Let me give one perhaps trivial example, the current fad of tattooing one’s body, of making “cuts in your flesh”. For “you shall not etch a tattoo on yourself.” (19:28) Why not? What harm results? Enormous harm. For etching a tattoo into one’s flesh is an effort at make a fleeting feeling of the moment permanent and failing to recognize that things of the flesh can never be permanent. It is not because the body is God’s creation, for our bodies are made of the dust of the earth. It is not because we are enjoined not to mutilate God’s handiwork, for we are commanded as Jews to circumcise a male baby when only 8 days old. Rather, tattooing is related to idolatry, to deifying what should not be regarded as worthy in an effort to get in touch with the permanent, with the eternal.

It is clear in the Torah and it is a fear at a time of celebrating the day of Israeli independence, that Israel itself can be turned into an idol, worshiped in itself as the exceptional and the holy in total disregard of the behaviour of its politicians and its people. On the other hand, God has said to his people, “You shall possess their land, and I shall give it to you to possess it a land flowing with milk and honey. I am the Lord your God, Who has distinguished you from the peoples.” Jews are commanded to be a holy nation, a nation that gives witness to the highest values. This does not mean that other nations cannot express that role or aspire to holiness. Quite the contrary. But it is an overriding injunction for Jews as a people.

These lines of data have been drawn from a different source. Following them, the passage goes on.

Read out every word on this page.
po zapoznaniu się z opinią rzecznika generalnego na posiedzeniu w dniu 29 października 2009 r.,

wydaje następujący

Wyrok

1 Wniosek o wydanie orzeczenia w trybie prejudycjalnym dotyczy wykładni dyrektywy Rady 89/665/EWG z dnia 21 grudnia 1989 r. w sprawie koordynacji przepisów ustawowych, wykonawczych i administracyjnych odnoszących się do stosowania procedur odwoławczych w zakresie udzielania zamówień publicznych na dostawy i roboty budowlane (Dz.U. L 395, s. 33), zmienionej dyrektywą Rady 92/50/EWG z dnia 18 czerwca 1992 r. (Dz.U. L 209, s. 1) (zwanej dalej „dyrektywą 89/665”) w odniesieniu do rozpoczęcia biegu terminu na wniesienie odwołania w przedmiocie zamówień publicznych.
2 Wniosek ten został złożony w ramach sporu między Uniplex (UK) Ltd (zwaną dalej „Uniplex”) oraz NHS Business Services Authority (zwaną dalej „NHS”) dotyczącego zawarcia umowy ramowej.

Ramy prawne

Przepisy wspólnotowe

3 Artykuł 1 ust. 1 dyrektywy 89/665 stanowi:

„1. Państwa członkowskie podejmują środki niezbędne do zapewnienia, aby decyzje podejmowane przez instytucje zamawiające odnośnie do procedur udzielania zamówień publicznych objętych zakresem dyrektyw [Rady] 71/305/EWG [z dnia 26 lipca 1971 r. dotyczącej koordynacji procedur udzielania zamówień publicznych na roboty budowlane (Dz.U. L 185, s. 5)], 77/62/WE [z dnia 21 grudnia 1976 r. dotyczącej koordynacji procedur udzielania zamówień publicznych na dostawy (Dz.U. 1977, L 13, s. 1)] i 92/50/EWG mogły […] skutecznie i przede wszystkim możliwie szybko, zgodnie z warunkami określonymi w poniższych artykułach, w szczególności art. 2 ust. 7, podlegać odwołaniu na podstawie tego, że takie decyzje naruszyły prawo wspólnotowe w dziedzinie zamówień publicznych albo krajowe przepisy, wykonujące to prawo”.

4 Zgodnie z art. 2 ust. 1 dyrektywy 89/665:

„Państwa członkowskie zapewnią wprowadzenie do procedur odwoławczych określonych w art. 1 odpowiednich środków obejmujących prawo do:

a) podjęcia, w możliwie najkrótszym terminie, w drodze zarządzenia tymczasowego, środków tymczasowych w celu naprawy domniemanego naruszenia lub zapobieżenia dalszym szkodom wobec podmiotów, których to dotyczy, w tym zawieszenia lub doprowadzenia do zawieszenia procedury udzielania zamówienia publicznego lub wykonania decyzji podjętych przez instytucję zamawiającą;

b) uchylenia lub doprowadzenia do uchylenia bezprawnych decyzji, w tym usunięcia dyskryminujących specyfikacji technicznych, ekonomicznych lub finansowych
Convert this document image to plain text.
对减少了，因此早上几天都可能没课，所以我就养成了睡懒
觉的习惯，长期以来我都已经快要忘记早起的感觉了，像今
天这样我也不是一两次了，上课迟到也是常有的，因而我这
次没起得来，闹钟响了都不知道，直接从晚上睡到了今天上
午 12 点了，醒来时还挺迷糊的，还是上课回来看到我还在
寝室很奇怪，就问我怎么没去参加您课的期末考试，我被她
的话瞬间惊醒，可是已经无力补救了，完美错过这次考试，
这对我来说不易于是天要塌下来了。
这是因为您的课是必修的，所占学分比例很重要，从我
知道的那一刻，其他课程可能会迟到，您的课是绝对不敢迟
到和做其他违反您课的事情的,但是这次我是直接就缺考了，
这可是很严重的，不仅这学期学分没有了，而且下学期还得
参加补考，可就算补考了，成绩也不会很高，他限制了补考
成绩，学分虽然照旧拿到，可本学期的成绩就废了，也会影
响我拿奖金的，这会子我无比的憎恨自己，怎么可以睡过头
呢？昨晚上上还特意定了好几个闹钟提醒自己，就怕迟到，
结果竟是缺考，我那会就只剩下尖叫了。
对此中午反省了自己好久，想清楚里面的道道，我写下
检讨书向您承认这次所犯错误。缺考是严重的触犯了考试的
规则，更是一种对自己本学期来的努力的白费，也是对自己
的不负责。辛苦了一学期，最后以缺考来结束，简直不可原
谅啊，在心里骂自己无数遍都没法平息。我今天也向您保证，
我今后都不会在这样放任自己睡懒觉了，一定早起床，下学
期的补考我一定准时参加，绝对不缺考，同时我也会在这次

And that is what it means to be holy. It means being both intimate and honest with one’s partner, making one’s best effort at telling the truth, especially telling the truth to power, not sacrificing the lives of children for oneself but sacrificing oneself for your children, loving the stranger as oneself but never being so naïve as to fall into the bewitchment of a Molech, a medium or an oracle, not disrespecting or insulting the other, but being willing to rebuke that other when he or she offends, not building up resentments into a hateful cauldron or, at the opposite end of the spectrum, worshiping another as an idol or trying to embed in one’s own flesh a sense of permanence for the impermanent.

That is the core of the holiness code.